For more information about Safety Week, go online at agsafetyweek.ca and waramps.ca.


Agriculture still a dangerous business

The latest Manitoba farm fatality happened the night of February 25 on a farm 15 kilometres northwest of Virden.

Virden RCMP responded to a call there and found a 63-year-old male had become entangled in a grain auger, sustained serious injuries and died.

It’s a too-common story in Manitoba, where agriculture remains either the most dangerous or second-most-dangerous profession, depending on which measure is used.

A 2017 report from SAFE Work Manitoba painted a grim picture of safety on the farm.

In 2016, the last year the organization had full numbers for while writing the document, there were 12 fatalities in the entire Manitoba workforce and four of the victims were farmers.

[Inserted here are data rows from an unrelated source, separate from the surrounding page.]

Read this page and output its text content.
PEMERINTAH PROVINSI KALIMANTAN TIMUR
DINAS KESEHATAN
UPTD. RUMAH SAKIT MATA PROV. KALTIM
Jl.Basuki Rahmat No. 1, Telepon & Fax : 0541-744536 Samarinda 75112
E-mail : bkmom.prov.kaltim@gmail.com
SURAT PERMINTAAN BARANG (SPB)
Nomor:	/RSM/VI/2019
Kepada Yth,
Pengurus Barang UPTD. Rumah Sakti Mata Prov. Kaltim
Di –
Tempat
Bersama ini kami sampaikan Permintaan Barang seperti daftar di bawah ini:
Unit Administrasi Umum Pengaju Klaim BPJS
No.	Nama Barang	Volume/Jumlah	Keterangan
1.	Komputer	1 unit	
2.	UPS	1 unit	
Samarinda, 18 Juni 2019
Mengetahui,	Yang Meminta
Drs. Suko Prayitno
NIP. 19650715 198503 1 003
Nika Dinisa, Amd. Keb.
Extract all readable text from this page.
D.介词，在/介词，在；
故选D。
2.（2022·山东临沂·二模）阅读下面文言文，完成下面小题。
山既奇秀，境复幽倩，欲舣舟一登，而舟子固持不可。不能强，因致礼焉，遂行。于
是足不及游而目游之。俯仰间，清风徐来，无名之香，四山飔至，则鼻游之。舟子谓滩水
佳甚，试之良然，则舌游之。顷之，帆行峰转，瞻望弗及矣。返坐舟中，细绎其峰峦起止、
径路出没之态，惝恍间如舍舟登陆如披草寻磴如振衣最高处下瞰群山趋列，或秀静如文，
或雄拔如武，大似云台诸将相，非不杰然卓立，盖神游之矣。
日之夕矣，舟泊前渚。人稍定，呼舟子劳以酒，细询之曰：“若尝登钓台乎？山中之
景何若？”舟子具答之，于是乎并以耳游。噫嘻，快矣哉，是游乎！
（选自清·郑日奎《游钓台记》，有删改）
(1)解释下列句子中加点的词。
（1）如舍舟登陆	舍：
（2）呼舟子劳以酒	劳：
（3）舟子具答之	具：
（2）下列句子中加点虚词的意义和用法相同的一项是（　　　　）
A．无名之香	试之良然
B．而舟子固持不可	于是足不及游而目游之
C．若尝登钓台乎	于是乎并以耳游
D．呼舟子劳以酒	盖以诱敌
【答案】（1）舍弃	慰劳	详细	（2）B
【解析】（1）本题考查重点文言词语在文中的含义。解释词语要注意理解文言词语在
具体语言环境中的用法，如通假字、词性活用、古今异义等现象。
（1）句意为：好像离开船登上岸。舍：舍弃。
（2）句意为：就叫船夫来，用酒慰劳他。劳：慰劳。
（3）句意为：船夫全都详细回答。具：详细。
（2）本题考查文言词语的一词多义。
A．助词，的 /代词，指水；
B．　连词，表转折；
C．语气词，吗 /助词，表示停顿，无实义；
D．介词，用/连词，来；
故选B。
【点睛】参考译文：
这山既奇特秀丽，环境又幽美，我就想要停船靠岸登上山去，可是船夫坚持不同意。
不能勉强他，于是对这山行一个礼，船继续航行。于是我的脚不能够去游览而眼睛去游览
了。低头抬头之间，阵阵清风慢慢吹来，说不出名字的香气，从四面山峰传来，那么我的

To put that into perspective, the entire agriculture sector employs roughly one of every 10 Manitobans, while primary agriculture alone — a subset of that number — was the scene of a third of employment fatalities that year.

The news could be even worse, according to a recently released study of workplace deaths conducted by the University of Ottawa. Professor Steve Bittle was lead author of that report and he and his colleagues found that farm fatalities frequently aren’t captured in the statistics as farm owners aren’t covered by compensation schemes like workers’ compensation and the accidents themselves are in a bit of a statistical grey area when home and farm blend.

Bittle estimates a further 64 farm fatalities escape official statistics each year in Manitoba.